Suite à un voyage au Mali

Je vous le racontais par bribe en ces colonnes il y a quelques temps déjà, je suis partie au Mali pour la première fois en décembre 2015. Un départ plein d’émotions, car je rencontrais pour la première fois ma belle-famille, dont je ne connaissais que ma belle-mère. Aussi car je présentais mon Fils à son second pays.
Ce fut un voyage émouvant, prenant, mais peu dépaysant. C’était pourtant la première fois que mes pas se posaient au Mali.
Je l’écris ici parfois, mon cœur est à moitié malien. Le Mali fait bien sûr partie de ma vie depuis mon mariage avec mon cher et tendre venu de là-bas, mais j’ai le sentiment qu’il fait partie de ma vie depuis plus longtemps que cela aussi.
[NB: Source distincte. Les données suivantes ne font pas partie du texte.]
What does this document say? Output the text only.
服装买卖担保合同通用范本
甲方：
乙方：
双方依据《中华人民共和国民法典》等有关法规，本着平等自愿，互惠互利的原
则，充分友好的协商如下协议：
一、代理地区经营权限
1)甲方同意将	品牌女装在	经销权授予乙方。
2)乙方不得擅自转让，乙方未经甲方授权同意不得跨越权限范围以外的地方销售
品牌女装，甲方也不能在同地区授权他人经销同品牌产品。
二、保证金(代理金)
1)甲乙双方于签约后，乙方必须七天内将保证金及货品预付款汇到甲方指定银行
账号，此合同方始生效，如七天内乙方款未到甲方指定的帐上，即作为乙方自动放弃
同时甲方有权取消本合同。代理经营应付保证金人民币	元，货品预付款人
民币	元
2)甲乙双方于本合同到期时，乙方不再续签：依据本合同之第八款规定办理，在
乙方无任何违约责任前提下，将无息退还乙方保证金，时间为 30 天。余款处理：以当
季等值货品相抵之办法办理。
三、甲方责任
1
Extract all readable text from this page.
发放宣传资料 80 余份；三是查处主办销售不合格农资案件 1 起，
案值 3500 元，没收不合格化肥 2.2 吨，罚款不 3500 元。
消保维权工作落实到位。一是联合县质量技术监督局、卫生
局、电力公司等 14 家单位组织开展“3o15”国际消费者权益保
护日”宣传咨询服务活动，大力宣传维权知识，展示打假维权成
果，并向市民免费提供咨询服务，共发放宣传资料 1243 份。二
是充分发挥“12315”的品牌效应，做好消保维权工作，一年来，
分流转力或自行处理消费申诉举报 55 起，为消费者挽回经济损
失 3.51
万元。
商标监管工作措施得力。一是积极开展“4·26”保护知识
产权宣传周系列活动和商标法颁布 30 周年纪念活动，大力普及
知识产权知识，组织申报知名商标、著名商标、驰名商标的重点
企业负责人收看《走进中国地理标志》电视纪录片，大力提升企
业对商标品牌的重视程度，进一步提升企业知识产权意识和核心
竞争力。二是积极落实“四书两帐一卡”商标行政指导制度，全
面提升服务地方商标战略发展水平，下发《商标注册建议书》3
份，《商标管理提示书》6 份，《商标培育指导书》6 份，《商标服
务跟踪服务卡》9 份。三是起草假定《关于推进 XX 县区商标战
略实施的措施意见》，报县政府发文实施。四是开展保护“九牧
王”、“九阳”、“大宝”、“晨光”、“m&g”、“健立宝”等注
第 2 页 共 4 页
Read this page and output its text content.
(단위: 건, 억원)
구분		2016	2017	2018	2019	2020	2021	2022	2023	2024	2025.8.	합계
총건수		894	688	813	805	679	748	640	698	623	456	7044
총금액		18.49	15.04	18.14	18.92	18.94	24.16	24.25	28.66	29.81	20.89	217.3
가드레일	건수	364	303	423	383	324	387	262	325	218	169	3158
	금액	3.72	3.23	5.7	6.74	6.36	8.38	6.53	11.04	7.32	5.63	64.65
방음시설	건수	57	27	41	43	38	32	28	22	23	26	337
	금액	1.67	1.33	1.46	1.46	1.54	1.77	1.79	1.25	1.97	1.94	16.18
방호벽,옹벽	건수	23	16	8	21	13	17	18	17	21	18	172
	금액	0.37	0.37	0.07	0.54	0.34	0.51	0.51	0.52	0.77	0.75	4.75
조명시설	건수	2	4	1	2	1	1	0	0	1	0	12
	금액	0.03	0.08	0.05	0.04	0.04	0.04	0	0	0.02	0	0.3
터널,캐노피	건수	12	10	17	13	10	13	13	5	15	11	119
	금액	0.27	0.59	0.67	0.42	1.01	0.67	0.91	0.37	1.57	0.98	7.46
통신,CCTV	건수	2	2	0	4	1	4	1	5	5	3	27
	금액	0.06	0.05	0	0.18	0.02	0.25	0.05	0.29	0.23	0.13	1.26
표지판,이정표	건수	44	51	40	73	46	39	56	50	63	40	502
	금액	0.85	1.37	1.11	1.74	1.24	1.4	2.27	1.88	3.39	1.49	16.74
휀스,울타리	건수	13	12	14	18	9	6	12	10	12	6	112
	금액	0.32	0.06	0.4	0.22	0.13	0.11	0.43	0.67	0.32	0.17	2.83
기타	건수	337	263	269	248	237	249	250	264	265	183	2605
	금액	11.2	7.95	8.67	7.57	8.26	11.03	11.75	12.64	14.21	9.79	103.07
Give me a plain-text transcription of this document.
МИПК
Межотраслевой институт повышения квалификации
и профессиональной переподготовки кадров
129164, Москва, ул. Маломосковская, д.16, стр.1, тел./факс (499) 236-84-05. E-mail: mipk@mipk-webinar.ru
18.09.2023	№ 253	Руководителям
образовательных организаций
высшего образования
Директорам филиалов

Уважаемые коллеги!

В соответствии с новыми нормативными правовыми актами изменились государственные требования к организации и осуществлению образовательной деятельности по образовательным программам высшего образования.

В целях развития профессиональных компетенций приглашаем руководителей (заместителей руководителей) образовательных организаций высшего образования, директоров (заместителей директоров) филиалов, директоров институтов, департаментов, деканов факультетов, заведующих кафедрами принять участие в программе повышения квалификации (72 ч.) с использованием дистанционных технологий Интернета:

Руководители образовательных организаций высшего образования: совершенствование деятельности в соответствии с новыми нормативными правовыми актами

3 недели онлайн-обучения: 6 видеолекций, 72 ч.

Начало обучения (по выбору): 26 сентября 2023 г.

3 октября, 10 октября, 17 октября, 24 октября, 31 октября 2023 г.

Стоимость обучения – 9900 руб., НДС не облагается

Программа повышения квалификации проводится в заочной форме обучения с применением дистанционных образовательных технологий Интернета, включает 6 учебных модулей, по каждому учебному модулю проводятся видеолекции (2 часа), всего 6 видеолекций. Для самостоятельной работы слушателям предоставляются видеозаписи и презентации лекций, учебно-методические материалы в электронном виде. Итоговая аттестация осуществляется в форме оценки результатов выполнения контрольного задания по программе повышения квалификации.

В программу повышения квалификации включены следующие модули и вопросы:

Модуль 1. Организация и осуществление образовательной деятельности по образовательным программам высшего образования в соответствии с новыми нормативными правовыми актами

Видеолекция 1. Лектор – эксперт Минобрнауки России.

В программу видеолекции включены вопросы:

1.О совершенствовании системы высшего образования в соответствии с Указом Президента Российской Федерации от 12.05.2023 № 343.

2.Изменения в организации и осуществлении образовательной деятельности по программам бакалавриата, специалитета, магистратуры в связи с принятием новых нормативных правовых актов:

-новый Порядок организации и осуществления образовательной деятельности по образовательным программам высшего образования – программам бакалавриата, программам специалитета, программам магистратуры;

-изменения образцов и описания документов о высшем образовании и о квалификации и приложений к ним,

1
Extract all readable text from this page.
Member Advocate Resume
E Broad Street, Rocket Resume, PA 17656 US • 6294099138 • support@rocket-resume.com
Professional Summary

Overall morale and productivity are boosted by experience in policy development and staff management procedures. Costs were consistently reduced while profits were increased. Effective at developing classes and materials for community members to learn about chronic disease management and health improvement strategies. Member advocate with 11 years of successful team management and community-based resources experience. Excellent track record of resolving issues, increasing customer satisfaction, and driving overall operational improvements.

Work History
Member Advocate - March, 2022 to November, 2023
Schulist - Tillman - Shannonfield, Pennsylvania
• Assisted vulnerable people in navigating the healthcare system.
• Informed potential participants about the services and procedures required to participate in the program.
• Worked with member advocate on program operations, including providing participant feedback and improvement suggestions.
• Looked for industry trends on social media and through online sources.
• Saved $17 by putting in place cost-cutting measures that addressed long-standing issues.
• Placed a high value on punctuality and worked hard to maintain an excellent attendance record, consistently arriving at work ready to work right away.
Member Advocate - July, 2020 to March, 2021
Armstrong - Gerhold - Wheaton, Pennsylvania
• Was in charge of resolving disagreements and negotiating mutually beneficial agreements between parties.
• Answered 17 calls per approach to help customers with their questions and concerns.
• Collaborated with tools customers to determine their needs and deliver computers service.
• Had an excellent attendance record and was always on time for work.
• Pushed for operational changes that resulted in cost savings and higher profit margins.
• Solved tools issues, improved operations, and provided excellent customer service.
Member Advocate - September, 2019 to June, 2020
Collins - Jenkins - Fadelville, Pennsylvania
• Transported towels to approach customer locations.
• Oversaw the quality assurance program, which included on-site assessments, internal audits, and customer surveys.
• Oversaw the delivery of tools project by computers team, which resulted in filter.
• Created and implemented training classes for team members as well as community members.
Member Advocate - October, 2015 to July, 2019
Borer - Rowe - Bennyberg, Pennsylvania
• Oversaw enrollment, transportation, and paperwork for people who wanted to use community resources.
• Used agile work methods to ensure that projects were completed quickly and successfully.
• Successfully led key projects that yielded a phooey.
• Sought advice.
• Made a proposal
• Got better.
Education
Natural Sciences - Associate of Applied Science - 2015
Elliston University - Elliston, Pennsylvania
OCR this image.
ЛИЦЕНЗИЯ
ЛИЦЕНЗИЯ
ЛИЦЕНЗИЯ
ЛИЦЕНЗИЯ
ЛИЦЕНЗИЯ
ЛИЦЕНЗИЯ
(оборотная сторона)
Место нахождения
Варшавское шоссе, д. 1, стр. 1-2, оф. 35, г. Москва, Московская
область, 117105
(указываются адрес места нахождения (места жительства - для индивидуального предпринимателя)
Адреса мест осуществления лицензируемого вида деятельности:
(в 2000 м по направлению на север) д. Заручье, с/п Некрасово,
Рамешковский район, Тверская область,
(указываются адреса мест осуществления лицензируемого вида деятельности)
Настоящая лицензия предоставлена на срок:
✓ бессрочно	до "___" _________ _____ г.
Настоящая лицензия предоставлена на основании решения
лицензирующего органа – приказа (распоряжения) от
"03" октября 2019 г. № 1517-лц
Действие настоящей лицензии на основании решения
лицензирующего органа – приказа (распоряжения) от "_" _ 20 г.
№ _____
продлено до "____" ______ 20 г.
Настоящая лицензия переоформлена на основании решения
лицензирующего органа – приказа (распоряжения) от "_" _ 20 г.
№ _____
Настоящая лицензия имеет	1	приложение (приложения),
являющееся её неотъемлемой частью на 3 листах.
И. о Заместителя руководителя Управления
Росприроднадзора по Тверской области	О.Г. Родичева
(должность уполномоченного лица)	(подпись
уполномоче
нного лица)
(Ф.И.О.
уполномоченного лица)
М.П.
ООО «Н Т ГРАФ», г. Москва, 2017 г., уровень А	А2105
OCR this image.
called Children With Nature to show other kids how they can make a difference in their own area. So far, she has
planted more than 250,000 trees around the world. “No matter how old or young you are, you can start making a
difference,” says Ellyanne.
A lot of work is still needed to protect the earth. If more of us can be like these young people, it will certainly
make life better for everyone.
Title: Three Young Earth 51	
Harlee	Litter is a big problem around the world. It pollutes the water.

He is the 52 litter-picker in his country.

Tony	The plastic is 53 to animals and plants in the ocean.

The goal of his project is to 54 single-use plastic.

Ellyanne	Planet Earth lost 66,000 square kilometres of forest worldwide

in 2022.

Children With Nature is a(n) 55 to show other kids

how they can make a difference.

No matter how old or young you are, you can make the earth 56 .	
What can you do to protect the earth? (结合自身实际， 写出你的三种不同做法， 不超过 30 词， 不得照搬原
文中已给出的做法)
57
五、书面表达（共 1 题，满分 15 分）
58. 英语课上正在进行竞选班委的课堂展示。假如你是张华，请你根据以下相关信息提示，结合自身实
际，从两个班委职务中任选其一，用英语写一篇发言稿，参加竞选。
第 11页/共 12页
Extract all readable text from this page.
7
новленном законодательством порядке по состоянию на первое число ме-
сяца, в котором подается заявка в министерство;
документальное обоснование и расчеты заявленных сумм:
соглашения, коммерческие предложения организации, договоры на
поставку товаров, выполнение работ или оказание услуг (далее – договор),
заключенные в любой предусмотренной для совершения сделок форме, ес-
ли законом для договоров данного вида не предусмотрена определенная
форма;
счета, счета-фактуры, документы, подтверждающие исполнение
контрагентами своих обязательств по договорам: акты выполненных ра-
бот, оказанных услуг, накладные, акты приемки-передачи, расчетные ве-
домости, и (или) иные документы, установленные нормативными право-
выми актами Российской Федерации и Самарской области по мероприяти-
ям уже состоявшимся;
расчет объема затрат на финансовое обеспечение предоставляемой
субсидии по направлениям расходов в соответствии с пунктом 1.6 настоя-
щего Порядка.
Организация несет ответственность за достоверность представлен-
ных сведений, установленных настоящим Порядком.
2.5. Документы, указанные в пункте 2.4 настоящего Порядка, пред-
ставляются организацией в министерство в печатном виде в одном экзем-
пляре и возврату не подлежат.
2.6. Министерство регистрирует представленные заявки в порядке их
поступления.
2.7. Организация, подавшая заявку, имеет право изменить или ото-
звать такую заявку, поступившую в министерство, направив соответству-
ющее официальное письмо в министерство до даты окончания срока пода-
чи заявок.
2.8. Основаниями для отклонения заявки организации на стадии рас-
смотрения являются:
J’écoute et j’apprécie la musique malienne depuis plus de 15 années, je danse sur des rythmes de là-bas depuis longtemps aussi.
Peut-on devenir citoyen d’un pays uniquement par amour pour ses arts ? Je n’en sais rien. Mais du Mali, je ne connaissais aucun paysage il y a peu, et je ne connais maintenant que Bamako, le reste du pays étant encore trop peu fréquentable. Mais aujourd’hui, et depuis vingt deux mois exactement, une autre raison me fait sentir malienne.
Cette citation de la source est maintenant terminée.